The prosecutor continued his questions by asking if I would be able to make a judgement about guilt. “How,” he asked, “would you feel if you had to make a judgement of guilty?” The man in front of us would face devastating consequences if he were found guilty. Not only the possibility of prison, but his immigration status would change. He could be sent back to West Africa where he would be separated from his family. From the prosecutors questions I knew what I had only suspected before, there would be no way that a clergy person would be serving on this jury. Our prosecutor was weeding out anyone he thought would tend towards leniency.

Until then, I was curious about our system of justice. My last experience of being contacted for jury service for a different court was during a very busy season in my life. I was relieved when my name wasn’t drawn for any actual case. But this time was different. Being retired has given me more time. My love of a good mystery fueled my interest in court proceedings in the actual world. I had not really asked myself how I would feel about finding a defendant guilty until that moment. What came to mind was a sense of heaviness – heaviness in my spirit, in my heart.
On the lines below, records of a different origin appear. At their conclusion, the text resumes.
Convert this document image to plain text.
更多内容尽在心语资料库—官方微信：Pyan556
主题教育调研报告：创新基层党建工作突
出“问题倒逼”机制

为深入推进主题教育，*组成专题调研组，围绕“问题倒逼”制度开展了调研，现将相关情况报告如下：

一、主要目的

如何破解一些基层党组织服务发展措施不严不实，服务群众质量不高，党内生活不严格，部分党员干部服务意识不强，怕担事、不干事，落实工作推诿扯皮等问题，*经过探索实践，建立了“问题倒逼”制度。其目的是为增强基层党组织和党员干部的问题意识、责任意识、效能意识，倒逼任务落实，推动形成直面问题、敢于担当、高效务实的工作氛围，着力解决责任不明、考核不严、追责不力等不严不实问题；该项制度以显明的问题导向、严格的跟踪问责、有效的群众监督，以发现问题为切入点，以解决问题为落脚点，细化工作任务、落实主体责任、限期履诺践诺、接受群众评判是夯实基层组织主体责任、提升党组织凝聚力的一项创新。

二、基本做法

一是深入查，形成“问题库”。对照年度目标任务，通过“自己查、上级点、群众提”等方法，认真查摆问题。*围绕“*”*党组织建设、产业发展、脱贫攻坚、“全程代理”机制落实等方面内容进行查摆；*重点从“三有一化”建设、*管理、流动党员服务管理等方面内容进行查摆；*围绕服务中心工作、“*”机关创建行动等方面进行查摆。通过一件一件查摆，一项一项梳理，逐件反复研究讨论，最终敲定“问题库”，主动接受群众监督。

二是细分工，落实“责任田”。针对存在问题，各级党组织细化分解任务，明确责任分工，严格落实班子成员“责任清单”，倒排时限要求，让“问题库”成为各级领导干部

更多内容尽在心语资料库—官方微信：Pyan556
Not surprisingly, I was one of those who were sent back to the larger jury pool that day. The question asked of me, however has stayed with me. It’s not that I’ve never judged another person or made decisions that have impacted another’s life, through my judging. Jesus may have let us know that judging others put us in some shaky territory when he said, “Judge not, that you be not judged.” (Matthew 7:1 NKJV) but it hasn’t kept me from being quick to judge way too often in my life.

I don’t know how it is possible to go through life without doing some judging. Being a mother of seven put me in the position of deciding who was guilty and who innocent on any number of occasions. Trying to be fair and just was difficult and challenging with competing stories. We make judgements when we decide who to trust and who not to. Throughout our lives we find ourselves in a position where it would seem the only response is to make an honest judgement, given the information in front of us.

I think that Jesus was getting at another type of judging . . . The way we too quickly blame the poor for being poor, or the sick for being sick. We cast our stones at those we perceive have been bigger sinners that we are. We like to think of ourselves as superior to others. Casting our eyes about us on any given day, we are likely to size ourselves up as somewhat better human beings than others we are looking at. And when there is a scandal breaking in the neighborhood, office or on the political front, (especially on the other side of the political spectrum) we can quickly throw in our lot with those who criticize, while we secretly celebrate the downfall of another.

The problem is . . . We have this Jesus who called us to accountability. He asked then, as he asks now, “Why do you see the speck in your neighbor’s eye, but do not notice the log in your own eye?” (Matthew 7:3 NRSV) God who knows us better than we know ourselves, is well aware of our faults and our failings. Marianne Williamson, in her book “Illuminated Prayers” writes these words. “Dear God, When they accuse me falsely, help them see the innocence in me. And when I judge, Lord, help me see the innocence in them.”

The prosecutor was onto something that day. Christianity “is all about forgiveness and redemption.” The forgiveness that allows us to live our lives washed from the stain of failure, mistakes and our own sins. And a Redemption which lifts us above yesterday’s mistakes, giving us the joy of a new and better life.